In isolated rat spleen perfused with Tyrode''s solution, prostaglandin (PG) E1 and E2, 0.2-2.5 ng/ml, reduced the vasoconstrictor responses to sympathetic nerve stimulation by 38-89% and 35-73% and to injected norepinephrine by 18-53% and 18-34%, respectively. PGF2.alpha. and thromboxane B2 (TxB2) produced vasoconstriction and potentiated the vascular responses to both adrenergic stimuli; PGD2 had variable effects. Stimulation of adrenergic nerves or an injection of norepinephrine enhanced the efflux of a PGE-like substance from the rat spleen.
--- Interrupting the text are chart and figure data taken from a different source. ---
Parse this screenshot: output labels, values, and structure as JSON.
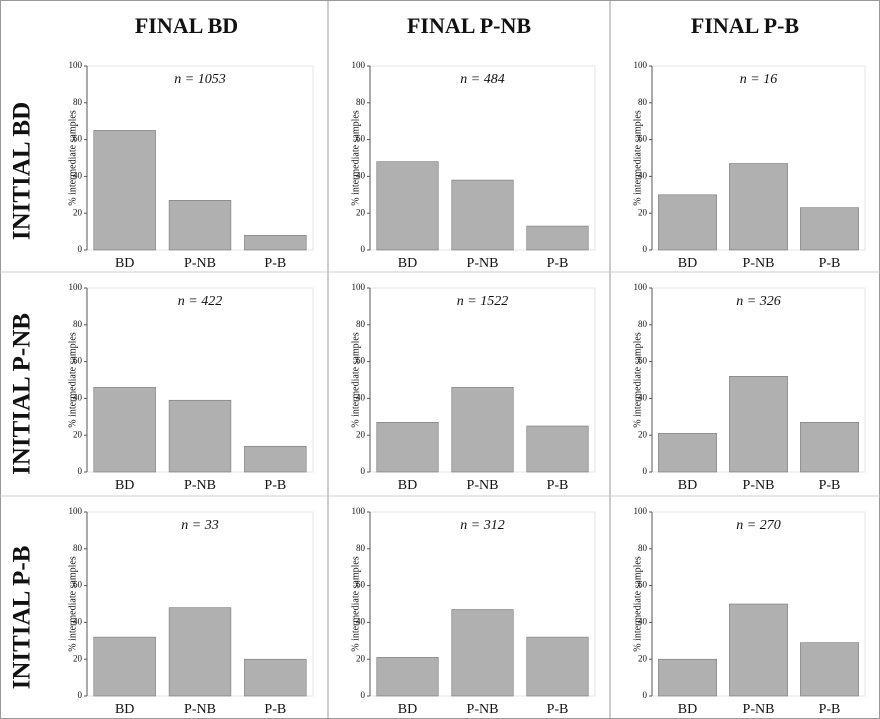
{
  "column_titles": [
    "FINAL BD",
    "FINAL P-NB",
    "FINAL P-B"
  ],
  "row_titles": [
    "INITIAL BD",
    "INITIAL P-NB",
    "INITIAL P-B"
  ],
  "chart_data": [
    {
      "type": "bar",
      "annotation": "n = 1053",
      "ylabel": "% intermediate samples",
      "categories": [
        "BD",
        "P-NB",
        "P-B"
      ],
      "values": [
        65,
        27,
        8
      ],
      "color": "#b0b0b0",
      "ylim": [
        0,
        100
      ],
      "yticks": [
        0,
        20,
        40,
        60,
        80,
        100
      ]
    },
    {
      "type": "bar",
      "annotation": "n = 484",
      "ylabel": "% intermediate samples",
      "categories": [
        "BD",
        "P-NB",
        "P-B"
      ],
      "values": [
        48,
        38,
        13
      ],
      "color": "#b0b0b0",
      "ylim": [
        0,
        100
      ],
      "yticks": [
        0,
        20,
        40,
        60,
        80,
        100
      ]
    },
    {
      "type": "bar",
      "annotation": "n = 16",
      "ylabel": "% intermediate samples",
      "categories": [
        "BD",
        "P-NB",
        "P-B"
      ],
      "values": [
        30,
        47,
        23
      ],
      "color": "#b0b0b0",
      "ylim": [
        0,
        100
      ],
      "yticks": [
        0,
        20,
        40,
        60,
        80,
        100
      ]
    },
    {
      "type": "bar",
      "annotation": "n = 422",
      "ylabel": "% intermediate samples",
      "categories": [
        "BD",
        "P-NB",
        "P-B"
      ],
      "values": [
        46,
        39,
        14
      ],
      "color": "#b0b0b0",
      "ylim": [
        0,
        100
      ],
      "yticks": [
        0,
        20,
        40,
        60,
        80,
        100
      ]
    },
    {
      "type": "bar",
      "annotation": "n = 1522",
      "ylabel": "% intermediate samples",
      "categories": [
        "BD",
        "P-NB",
        "P-B"
      ],
      "values": [
        27,
        46,
        25
      ],
      "color": "#b0b0b0",
      "ylim": [
        0,
        100
      ],
      "yticks": [
        0,
        20,
        40,
        60,
        80,
        100
      ]
    },
    {
      "type": "bar",
      "annotation": "n = 326",
      "ylabel": "% intermediate samples",
      "categories": [
        "BD",
        "P-NB",
        "P-B"
      ],
      "values": [
        21,
        52,
        27
      ],
      "color": "#b0b0b0",
      "ylim": [
        0,
        100
      ],
      "yticks": [
        0,
        20,
        40,
        60,
        80,
        100
      ]
    },
    {
      "type": "bar",
      "annotation": "n = 33",
      "ylabel": "% intermediate samples",
      "categories": [
        "BD",
        "P-NB",
        "P-B"
      ],
      "values": [
        32,
        48,
        20
      ],
      "color": "#b0b0b0",
      "ylim": [
        0,
        100
      ],
      "yticks": [
        0,
        20,
        40,
        60,
        80,
        100
      ]
    },
    {
      "type": "bar",
      "annotation": "n = 312",
      "ylabel": "% intermediate samples",
      "categories": [
        "BD",
        "P-NB",
        "P-B"
      ],
      "values": [
        21,
        47,
        32
      ],
      "color": "#b0b0b0",
      "ylim": [
        0,
        100
      ],
      "yticks": [
        0,
        20,
        40,
        60,
        80,
        100
      ]
    },
    {
      "type": "bar",
      "annotation": "n = 270",
      "ylabel": "% intermediate samples",
      "categories": [
        "BD",
        "P-NB",
        "P-B"
      ],
      "values": [
        20,
        50,
        29
      ],
      "color": "#b0b0b0",
      "ylim": [
        0,
        100
      ],
      "yticks": [
        0,
        20,
        40,
        60,
        80,
        100
      ]
    }
  ]
}
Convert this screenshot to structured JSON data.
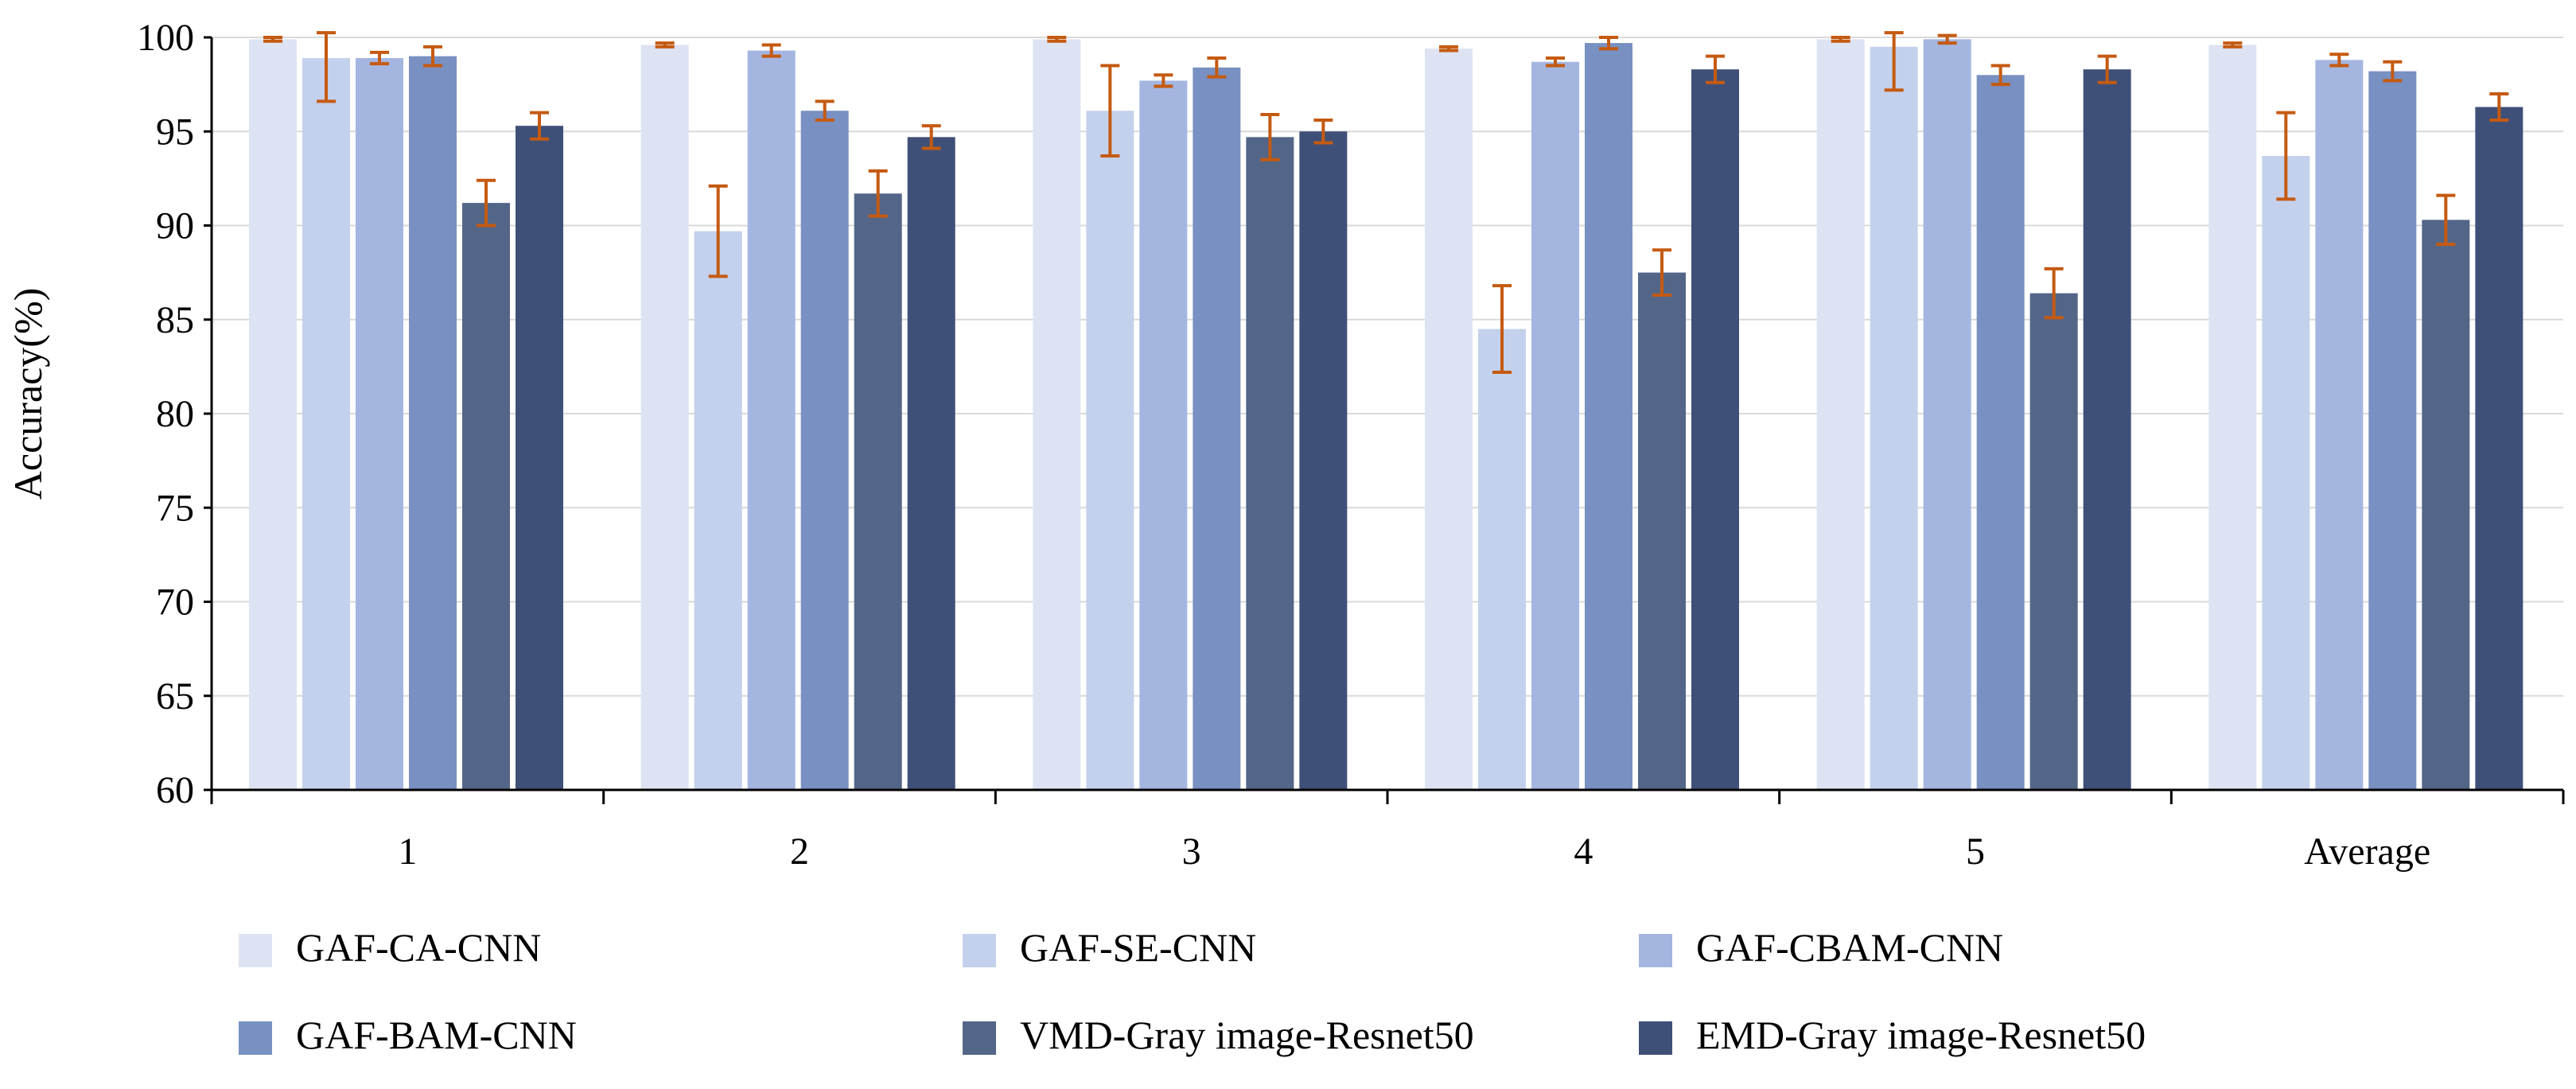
{
  "chart_data": {
    "type": "bar",
    "title": "",
    "xlabel": "",
    "ylabel": "Accuracy(%)",
    "ylim": [
      60,
      100
    ],
    "yticks": [
      60,
      65,
      70,
      75,
      80,
      85,
      90,
      95,
      100
    ],
    "grid": true,
    "legend_position": "bottom",
    "categories": [
      "1",
      "2",
      "3",
      "4",
      "5",
      "Average"
    ],
    "series": [
      {
        "name": "GAF-CA-CNN",
        "color": "#dde3f2",
        "values": [
          99.9,
          99.6,
          99.9,
          99.4,
          99.9,
          99.6
        ],
        "errors": [
          0.1,
          0.1,
          0.1,
          0.1,
          0.1,
          0.1
        ]
      },
      {
        "name": "GAF-SE-CNN",
        "color": "#c4d1ec",
        "values": [
          98.9,
          89.7,
          96.1,
          84.5,
          99.5,
          93.7
        ],
        "errors": [
          2.3,
          2.4,
          2.4,
          2.3,
          2.3,
          2.3
        ]
      },
      {
        "name": "GAF-CBAM-CNN",
        "color": "#a4b6e0",
        "values": [
          98.9,
          99.3,
          97.7,
          98.7,
          99.9,
          98.8
        ],
        "errors": [
          0.3,
          0.3,
          0.3,
          0.2,
          0.2,
          0.3
        ]
      },
      {
        "name": "GAF-BAM-CNN",
        "color": "#7890c2",
        "values": [
          99.0,
          96.1,
          98.4,
          99.7,
          98.0,
          98.2
        ],
        "errors": [
          0.5,
          0.5,
          0.5,
          0.3,
          0.5,
          0.5
        ]
      },
      {
        "name": "VMD-Gray image-Resnet50",
        "color": "#536688",
        "values": [
          91.2,
          91.7,
          94.7,
          87.5,
          86.4,
          90.3
        ],
        "errors": [
          1.2,
          1.2,
          1.2,
          1.2,
          1.3,
          1.3
        ]
      },
      {
        "name": "EMD-Gray image-Resnet50",
        "color": "#3f5078",
        "values": [
          95.3,
          94.7,
          95.0,
          98.3,
          98.3,
          96.3
        ],
        "errors": [
          0.7,
          0.6,
          0.6,
          0.7,
          0.7,
          0.7
        ]
      }
    ],
    "error_bar_color": "#c55a11"
  }
}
Administration of a PG synthetase inhibitor, indomethacin, 100 ng/ml, abolished the efflux of PGE evoked by adrenergic stimuli and potentiated the vasoconstrictor responses to nerve stimulation and to injected norepinephrine. The facilitatory effect of indomethacin on the vasoconstrictor responses to both adrenergic stimuli was abolished by the infusion of PGE2. A PG precursor, arachidonic acid, inhibited the vasoconstrictor responses to nerve stimulation and to injected norepinephrine. Because the inhibitory effect of arachidonic acid was abolished by the administration of indomethacin, it appears to be partially mediated through the conversion of the acid to a PG(s). These observations and the effect of exogenous PGE compounds suggest that PGs of the E series participate in the modulation of the vascular responses of the rat spleen to adrenergic stimuli. The modulatory effect of PGE compounds varies in different vascular beds of rat, i.e., facilitatory in renal and mesenteric vasculature and inhibitory in the splenic vasculature. Apparently, other products of arachidonic acid metabolism, including PGF2.alpha. and TxB2, also may contribute to the modulation of vascular responses to adrenergic stimuli and affect the actions of PGE2 at the adrenergic neuroeffector junction in the rat spleen.